私たちの生活している大気中には、窒素、酸素、二酸化炭素、水など様々な分子が飛び回っています。おおよそ、1秒間に300メートル飛び回り、1011回も回転し、1012~1013回も振動していることが研究により知られています。でもその分子の運動の様子を実際に見たことがある人はまだいません。

先生は、分子が運動している様をリアルに見るためにはどのようにすればいいのか、ということを追求しています。


研究者になったのはなぜですか?

職業として研究者を意識したのは理学部での卒業研究で研究室に配属された頃です。
でも、科学に対する興味というのは、小学生のころからありましたね。
小学校の理科の先生がとても熱心な方でした。私は東京に住んでいたのですが、その先生は、ボランティアとして希望者を募り、千葉や埼玉に自然体験学習に連れて行ってくれました。楽しかったですね。
それと、私の場合、2歳年上の兄が大の化学好きで、小学校の頃から二人で家で実験をして遊んでいました。ケミカルガーデンとか、ちょっと具体的には言えませんけど紫煙の出る実験とか(笑)。
全く忘れていましたが、小学校の頃の文集に“将来は化学者になりたい”って書いていたんですよ(笑)。
高校生の頃は、ブルーバックス(講談社から出ている自然科学をやさしく紹介するシリーズ)をよく読みましたね、特に、物理系の量子力学に関するものを。観測するとはどういうことかという観測問題とか、ちょっと哲学っぽくて興味がありました。

レーザーとの出会いは?

3年生のときに化学科に進み、4年生で分光学の研究室を選びました。
当時の最も高性能なレーザーが理化学研究所にあり、それを使わせてもらうことができました。とてもきれいな結果に感動しました。複雑なパターンのスペクトルも、うまく解釈してやると全てきれいに説明できるんです。難しいパズルを解くような面白さを味わうことができました。分光学の面白さの一つはこういうところだと思いますね。
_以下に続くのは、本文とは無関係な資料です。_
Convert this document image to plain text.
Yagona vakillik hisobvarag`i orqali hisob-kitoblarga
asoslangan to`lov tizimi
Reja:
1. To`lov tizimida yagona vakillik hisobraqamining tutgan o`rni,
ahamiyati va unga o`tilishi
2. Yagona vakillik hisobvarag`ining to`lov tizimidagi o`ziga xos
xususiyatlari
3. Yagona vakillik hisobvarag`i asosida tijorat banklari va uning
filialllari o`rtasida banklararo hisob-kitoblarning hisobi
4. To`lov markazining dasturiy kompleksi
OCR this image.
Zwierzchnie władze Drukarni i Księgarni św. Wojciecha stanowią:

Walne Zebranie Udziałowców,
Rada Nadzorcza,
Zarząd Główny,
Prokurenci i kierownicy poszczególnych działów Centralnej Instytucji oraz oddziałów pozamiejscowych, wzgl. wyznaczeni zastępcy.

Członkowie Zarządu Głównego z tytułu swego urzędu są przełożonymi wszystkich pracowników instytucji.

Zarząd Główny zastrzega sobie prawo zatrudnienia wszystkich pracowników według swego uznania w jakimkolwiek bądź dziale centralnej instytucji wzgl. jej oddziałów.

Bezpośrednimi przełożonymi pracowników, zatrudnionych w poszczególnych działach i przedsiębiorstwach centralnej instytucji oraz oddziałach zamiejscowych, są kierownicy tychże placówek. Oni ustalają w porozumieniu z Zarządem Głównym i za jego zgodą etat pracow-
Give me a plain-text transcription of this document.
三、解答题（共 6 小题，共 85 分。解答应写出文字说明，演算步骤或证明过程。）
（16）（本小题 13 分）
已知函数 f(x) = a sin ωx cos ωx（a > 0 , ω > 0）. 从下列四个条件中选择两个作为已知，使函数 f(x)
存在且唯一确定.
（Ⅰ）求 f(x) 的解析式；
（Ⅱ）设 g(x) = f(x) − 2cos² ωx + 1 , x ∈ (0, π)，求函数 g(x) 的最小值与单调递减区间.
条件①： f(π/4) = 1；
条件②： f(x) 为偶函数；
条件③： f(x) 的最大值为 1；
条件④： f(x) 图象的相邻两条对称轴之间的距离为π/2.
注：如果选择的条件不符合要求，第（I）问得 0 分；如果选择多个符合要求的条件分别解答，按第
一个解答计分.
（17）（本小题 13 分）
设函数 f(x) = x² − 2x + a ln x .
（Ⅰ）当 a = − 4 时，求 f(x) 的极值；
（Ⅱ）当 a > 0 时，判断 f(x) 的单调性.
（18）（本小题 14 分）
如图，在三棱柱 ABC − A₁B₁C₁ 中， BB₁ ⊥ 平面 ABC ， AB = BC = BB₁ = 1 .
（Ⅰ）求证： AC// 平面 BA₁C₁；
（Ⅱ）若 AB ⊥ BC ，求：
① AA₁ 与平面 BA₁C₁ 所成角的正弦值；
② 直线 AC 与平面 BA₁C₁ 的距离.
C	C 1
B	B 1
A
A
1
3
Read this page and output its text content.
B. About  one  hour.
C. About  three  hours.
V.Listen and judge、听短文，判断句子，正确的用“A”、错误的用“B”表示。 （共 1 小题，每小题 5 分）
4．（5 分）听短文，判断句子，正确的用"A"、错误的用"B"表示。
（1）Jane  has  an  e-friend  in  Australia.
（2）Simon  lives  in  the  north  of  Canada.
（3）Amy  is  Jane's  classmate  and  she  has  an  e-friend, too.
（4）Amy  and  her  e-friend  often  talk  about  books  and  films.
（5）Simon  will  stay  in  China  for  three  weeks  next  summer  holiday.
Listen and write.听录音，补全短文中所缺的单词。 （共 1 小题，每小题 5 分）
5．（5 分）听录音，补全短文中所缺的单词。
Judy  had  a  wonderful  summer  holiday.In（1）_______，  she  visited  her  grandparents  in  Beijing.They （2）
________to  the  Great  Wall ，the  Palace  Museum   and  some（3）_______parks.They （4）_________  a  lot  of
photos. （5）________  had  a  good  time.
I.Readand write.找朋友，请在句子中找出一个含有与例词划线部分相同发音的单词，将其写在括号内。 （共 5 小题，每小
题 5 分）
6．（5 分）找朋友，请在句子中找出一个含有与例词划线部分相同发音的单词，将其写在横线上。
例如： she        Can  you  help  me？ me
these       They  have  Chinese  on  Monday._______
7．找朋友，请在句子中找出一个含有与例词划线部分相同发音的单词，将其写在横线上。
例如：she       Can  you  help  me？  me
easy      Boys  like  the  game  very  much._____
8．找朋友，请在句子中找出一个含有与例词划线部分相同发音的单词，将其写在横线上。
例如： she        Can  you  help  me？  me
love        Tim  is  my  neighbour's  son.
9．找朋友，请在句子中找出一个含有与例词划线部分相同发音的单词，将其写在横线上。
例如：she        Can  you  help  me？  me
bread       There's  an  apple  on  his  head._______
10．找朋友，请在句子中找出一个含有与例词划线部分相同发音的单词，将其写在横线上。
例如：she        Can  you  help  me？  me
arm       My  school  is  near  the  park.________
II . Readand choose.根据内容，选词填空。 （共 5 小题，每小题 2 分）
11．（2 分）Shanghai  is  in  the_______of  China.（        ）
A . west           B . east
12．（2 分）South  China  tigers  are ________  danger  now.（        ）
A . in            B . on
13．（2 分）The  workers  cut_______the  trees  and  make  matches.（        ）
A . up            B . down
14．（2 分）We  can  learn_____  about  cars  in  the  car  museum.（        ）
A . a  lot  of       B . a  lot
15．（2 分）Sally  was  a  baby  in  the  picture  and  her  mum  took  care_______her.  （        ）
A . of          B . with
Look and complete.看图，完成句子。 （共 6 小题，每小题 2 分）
そして、助手をしていた頃、感度のいい装置を使って、分子の作り方にも工夫をして、今まで誰も捕まえたことのなかった分子を見ることができました。これは大きな感動でしたね。

お兄さんのように有機化学ではなく、分光学を選んだのはなぜ?

やはり物理に興味があったからでしょうね。
物理学科に進むという選択肢もあったわけですが、化学を選んだのは物質を扱いたかったからです。やはり小学校の頃に兄とした化学実験の影響かもしれません。